How to make a sub parser with Parsec?


I would like to parse several lists of commands indented or formated as array with Parsec. As example, my lists will be formated like this:

Command1 arg1 arg2       Command1 arg1 arg2         Command1 arg1 arg2
Command2 arg1                                       Command3 arg1 arg2 arg3
                         Command3 arg1 arg2 arg3
                                                    Command4
Command3 arg1 arg2 arg3  Command2 arg1
                         Command4
Command4
Command5 arg1                                       Command2 arg1

These commands are supposed to be parsed column by column with state changes in the parser.

My idea is to gather the commands into separated list of string and parse these strings into a subparser (executed inside the main parser).

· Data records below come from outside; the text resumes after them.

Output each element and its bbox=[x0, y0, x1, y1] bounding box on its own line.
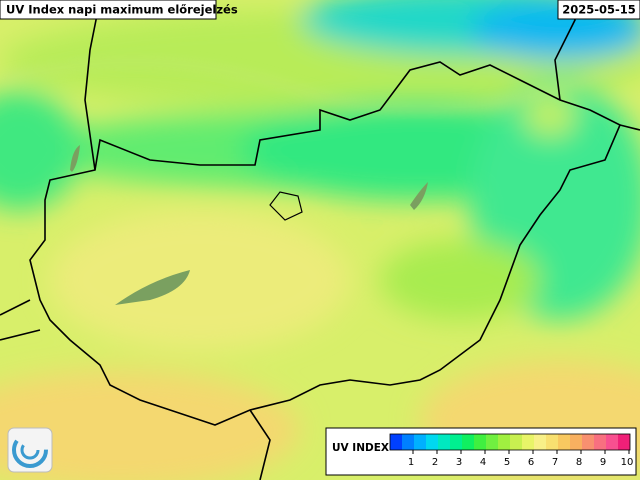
legend-bar-frame bbox=[389, 433, 631, 451]
legend-swatch bbox=[474, 434, 486, 450]
legend-swatch bbox=[438, 434, 450, 450]
legend-swatch bbox=[606, 434, 618, 450]
legend-swatch bbox=[426, 434, 438, 450]
legend-label: UV INDEX bbox=[332, 442, 389, 454]
legend-tick-label: 10 bbox=[621, 457, 634, 468]
legend-swatch bbox=[414, 434, 426, 450]
legend-tick-label: 4 bbox=[480, 457, 486, 468]
lake-tisza bbox=[410, 182, 428, 210]
legend-swatch bbox=[546, 434, 558, 450]
legend-swatch bbox=[594, 434, 606, 450]
legend-swatch bbox=[462, 434, 474, 450]
legend-swatch bbox=[402, 434, 414, 450]
legend-swatch bbox=[534, 434, 546, 450]
legend-swatch bbox=[570, 434, 582, 450]
legend-tick-label: 2 bbox=[432, 457, 438, 468]
legend-tick-label: 5 bbox=[504, 457, 510, 468]
legend-swatch bbox=[498, 434, 510, 450]
budapest bbox=[269, 191, 303, 221]
legend-tick-label: 1 bbox=[408, 457, 414, 468]
legend-tick-label: 6 bbox=[528, 457, 534, 468]
legend-swatch bbox=[582, 434, 594, 450]
title: UV Index napi maximum előrejelzés bbox=[6, 3, 238, 17]
legend-tick-label: 3 bbox=[456, 457, 462, 468]
title-box bbox=[0, 0, 217, 20]
date-box bbox=[557, 0, 640, 20]
hungary-border bbox=[29, 61, 622, 426]
legend-swatch bbox=[510, 434, 522, 450]
lake-ferto bbox=[70, 145, 80, 172]
legend-swatch bbox=[618, 434, 630, 450]
legend-tick-label: 8 bbox=[576, 457, 582, 468]
legend-swatch bbox=[558, 434, 570, 450]
legend-swatch bbox=[450, 434, 462, 450]
legend-swatch bbox=[390, 434, 402, 450]
border-south bbox=[249, 409, 271, 480]
logo bbox=[7, 427, 53, 473]
lake-balaton bbox=[115, 270, 190, 305]
border-east bbox=[619, 124, 640, 131]
legend-swatch bbox=[522, 434, 534, 450]
border-west bbox=[84, 0, 101, 171]
date: 2025-05-15 bbox=[562, 3, 636, 17]
legend-tick-label: 7 bbox=[552, 457, 558, 468]
legend-swatch bbox=[486, 434, 498, 450]
border-sw bbox=[0, 299, 41, 341]
legend-tick-label: 9 bbox=[600, 457, 606, 468]
legend: UV INDEX 1 2 3 4 5 6 7 8 9 10 bbox=[325, 427, 637, 476]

I inspected the API of the Parsec library but I didn't find a function to do that.

I considered using runParser but this function only extract the results of the parser and not its state.

I also considered making a function inspired by runParsecT and mkPT to make my own parser, but the constructors ParsecT or initialPos are not available (not exported by the library)

Is it possible to run a subparser inside a parser with Parsec?

If not, does a library such as megaparsec can solve my problem?


Solution

  • Not a complete answer, more a question for clarification:

    Is it necessary to build a list of strings? I would prefer to parse the input and convert it into a more special datatype. By that you can use the type guarantees of haskell.

    I would begin by defining a datatype for my commands:

    data Command = Command1 Argtype1 
                   | Command2 Argtype2
                   | Command3 Argtype1 Argtype2
    
    data Argtype1 = Arg1 | Arg2 | ArgX
    data Argtype2 = Arg2_1 | Arg2_2 
    

    After that you can parse the input and put it in datatypes.

    At the end of the parsing you can mappend the results (that is for lists adding at the front with operation (:)).

    You end up with a datatype of [Command]. With that you can work further.

    For parsing the text you can follow the introduction to the package megaparsec at (https://markkarpov.com/megaparsec/parsing-simple-imperative-language.html)


    Or do you mean something completly different? Perhaps that every line (containing some commands) is as it whole shall be one input of a state machine and the state machine changes in relation to the commands? Then I wonder why the state machine shall be implemented as a parser.